Dt. Autohersteller glänzen auf schwachem US-Markt
- BMW, Mercedes-Benz und Audi legten zu
·Rekordplus
Trotzdem Gewinn-warnung bei Honda
Die meisten deutschen Automobilhersteller haben sich im schwachen Oktober auf dem heiß umkämpften US-Automobilmarkt sehr gut geschlagen. BMW, Mercedes-Benz und Audi legten zu, während es bei Volkswagen und Porsche viel geringere Absatzeinbußen gab als bei General Motors, Ford und Chrysler. Dies geht aus den kürzlich veröffentlichten Verkaufszahlen der Autounternehmen hervor.
General Motors verkaufte im Oktober dieses Jahres im heimischen Markt nur noch 391.070 Autos oder 32 Prozent weniger als in der Vorjahresvergleichszeit.

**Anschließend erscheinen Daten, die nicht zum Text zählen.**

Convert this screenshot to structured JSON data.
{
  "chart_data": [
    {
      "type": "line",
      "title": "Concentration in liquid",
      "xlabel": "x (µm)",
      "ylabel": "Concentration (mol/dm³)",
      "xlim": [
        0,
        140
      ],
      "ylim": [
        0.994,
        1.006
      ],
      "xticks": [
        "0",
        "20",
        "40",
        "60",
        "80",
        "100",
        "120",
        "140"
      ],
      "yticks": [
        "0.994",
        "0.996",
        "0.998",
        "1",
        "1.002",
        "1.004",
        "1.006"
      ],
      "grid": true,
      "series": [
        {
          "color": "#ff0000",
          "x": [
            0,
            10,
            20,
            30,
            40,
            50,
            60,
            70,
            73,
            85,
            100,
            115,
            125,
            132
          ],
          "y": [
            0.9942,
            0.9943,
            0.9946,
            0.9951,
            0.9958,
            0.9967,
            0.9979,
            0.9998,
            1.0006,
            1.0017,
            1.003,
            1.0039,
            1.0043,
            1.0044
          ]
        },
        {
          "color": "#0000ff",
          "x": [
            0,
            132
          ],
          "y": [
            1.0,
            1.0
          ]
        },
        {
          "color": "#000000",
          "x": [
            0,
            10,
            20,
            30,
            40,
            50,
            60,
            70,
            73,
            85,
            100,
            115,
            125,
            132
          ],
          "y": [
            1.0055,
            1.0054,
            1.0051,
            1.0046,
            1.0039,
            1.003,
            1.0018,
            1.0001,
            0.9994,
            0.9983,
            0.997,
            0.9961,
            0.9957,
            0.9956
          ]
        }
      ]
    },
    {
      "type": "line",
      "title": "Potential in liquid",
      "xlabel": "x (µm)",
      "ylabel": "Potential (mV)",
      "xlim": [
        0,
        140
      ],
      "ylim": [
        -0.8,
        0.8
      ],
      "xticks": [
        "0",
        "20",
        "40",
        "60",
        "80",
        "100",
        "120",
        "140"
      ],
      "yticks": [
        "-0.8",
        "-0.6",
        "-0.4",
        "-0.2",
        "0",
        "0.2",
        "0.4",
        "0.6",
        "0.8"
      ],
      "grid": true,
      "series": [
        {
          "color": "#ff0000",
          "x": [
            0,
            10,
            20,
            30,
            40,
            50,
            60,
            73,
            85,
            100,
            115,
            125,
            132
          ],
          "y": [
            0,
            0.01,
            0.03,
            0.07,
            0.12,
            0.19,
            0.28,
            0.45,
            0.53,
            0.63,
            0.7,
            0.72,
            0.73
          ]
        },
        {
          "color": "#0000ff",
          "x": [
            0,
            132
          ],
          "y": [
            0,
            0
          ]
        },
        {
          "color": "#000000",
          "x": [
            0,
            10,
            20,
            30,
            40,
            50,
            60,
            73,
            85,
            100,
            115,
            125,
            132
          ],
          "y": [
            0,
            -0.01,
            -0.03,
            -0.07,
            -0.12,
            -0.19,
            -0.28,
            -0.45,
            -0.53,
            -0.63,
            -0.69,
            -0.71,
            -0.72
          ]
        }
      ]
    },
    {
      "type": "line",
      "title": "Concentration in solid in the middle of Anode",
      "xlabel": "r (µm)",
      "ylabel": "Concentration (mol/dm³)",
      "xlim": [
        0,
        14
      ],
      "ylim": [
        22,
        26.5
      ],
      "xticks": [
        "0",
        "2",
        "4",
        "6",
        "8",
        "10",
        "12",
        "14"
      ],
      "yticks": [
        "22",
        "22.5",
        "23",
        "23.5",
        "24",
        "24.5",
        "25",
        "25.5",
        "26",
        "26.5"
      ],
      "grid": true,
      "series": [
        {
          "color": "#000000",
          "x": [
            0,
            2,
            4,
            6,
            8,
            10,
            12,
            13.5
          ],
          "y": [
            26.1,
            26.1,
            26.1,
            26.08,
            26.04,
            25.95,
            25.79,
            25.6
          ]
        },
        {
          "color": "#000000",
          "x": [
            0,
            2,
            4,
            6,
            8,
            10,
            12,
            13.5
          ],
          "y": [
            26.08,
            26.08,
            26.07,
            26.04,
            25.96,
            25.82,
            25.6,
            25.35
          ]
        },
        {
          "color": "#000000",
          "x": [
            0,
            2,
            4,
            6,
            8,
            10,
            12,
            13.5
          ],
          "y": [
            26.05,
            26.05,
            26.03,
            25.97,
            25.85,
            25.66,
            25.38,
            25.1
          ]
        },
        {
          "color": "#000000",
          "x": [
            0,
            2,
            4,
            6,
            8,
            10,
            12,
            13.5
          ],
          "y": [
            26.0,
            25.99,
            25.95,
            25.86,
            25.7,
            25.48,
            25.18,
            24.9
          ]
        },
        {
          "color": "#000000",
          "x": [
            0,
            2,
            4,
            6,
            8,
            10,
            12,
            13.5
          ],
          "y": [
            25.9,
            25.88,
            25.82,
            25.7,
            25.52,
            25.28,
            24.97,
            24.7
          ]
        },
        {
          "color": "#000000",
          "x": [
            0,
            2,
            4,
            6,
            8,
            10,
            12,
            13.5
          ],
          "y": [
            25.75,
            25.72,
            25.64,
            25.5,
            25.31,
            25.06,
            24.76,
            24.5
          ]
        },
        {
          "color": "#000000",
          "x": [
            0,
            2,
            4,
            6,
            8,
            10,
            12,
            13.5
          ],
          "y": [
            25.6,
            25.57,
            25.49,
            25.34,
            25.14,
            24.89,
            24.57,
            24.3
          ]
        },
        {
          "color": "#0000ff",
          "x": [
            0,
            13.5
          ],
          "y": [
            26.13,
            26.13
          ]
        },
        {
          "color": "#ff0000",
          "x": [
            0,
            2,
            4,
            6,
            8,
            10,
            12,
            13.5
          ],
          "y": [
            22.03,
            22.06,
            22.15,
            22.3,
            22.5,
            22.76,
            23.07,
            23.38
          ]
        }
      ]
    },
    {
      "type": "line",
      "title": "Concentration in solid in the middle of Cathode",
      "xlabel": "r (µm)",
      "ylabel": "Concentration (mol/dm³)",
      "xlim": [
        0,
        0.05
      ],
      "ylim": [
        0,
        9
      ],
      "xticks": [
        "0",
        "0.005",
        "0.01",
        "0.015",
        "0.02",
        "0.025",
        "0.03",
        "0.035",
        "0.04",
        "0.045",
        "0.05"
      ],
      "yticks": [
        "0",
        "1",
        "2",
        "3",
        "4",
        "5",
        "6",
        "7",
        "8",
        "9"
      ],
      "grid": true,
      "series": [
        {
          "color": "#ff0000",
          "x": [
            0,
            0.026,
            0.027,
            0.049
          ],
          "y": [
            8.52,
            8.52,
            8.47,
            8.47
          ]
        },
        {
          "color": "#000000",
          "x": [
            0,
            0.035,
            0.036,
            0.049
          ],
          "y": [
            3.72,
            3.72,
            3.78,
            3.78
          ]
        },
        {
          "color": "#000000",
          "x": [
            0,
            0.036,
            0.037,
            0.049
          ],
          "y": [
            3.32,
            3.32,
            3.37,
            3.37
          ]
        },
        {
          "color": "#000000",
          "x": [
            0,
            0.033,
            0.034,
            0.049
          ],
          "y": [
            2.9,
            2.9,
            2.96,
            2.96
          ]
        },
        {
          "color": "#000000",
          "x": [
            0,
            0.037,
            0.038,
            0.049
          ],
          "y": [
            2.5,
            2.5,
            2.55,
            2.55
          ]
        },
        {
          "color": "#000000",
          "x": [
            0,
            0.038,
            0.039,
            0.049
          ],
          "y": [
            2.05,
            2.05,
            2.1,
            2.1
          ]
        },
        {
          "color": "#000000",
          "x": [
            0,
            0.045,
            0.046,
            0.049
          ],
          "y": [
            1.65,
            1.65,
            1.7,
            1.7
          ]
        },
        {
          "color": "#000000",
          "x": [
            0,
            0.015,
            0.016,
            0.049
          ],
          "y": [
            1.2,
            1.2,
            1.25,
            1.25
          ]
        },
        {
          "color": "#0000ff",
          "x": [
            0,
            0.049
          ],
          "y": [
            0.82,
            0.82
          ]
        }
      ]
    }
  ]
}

Der Ford-Absatz fiel im Oktober unter Einschluss von Jaguar, Volvo und Land Rover um 31 Prozent auf 287.975 Autos. Chrysler lieferte im Oktober in den USA 150.254 Autos aus oder 31 Prozent weniger als im entsprechenden Vorjahresmonat. Der Chrysler- Absatz fiel in den ersten zehn Monaten dieses Jahres gegenüber dem Januar-Oktober-Abschnitt 2001 allerdings nur um zwei Prozent auf 1,874 Millionen Autos.

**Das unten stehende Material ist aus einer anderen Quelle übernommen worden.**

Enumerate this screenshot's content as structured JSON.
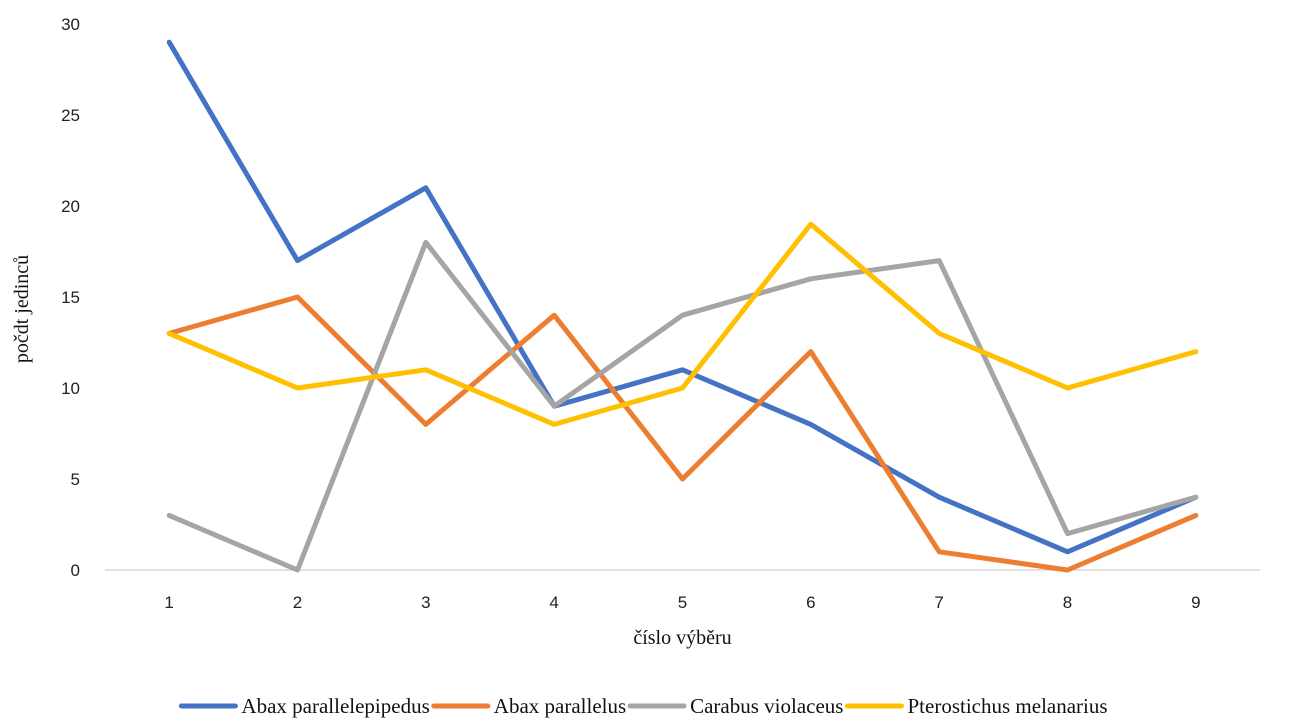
{
  "chart_data": {
    "type": "line",
    "title": "",
    "xlabel": "číslo výběru",
    "ylabel": "počdt jedinců",
    "categories": [
      "1",
      "2",
      "3",
      "4",
      "5",
      "6",
      "7",
      "8",
      "9"
    ],
    "ylim": [
      0,
      30
    ],
    "yticks": [
      0,
      5,
      10,
      15,
      20,
      25,
      30
    ],
    "grid": false,
    "legend_position": "bottom",
    "series": [
      {
        "name": "Abax parallelepipedus",
        "color": "#4472C4",
        "values": [
          29,
          17,
          21,
          9,
          11,
          8,
          4,
          1,
          4
        ]
      },
      {
        "name": "Abax parallelus",
        "color": "#ED7D31",
        "values": [
          13,
          15,
          8,
          14,
          5,
          12,
          1,
          0,
          3
        ]
      },
      {
        "name": "Carabus violaceus",
        "color": "#A5A5A5",
        "values": [
          3,
          0,
          18,
          9,
          14,
          16,
          17,
          2,
          4
        ]
      },
      {
        "name": "Pterostichus melanarius",
        "color": "#FFC000",
        "values": [
          13,
          10,
          11,
          8,
          10,
          19,
          13,
          10,
          12
        ]
      }
    ]
  }
}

Oktober 2001 - Rekordmonat
Der Oktober 2001 war ein Rekordmonat für die amerikanische Autobranche gewesen, da Detroit nach den Terroranschlägen vom 11. September unter Führung von General Motors mit Nullzins-Finanzierungen für Autokäufe auf Pump und mit anderen großzügigen Verkaufsanreizen begonnen hatte. Deshalb sieht der jetzige Verkaufsrückgang besonders schlimm aus. Die japanischen Anbieter verloren ebenfalls deutlich an Boden.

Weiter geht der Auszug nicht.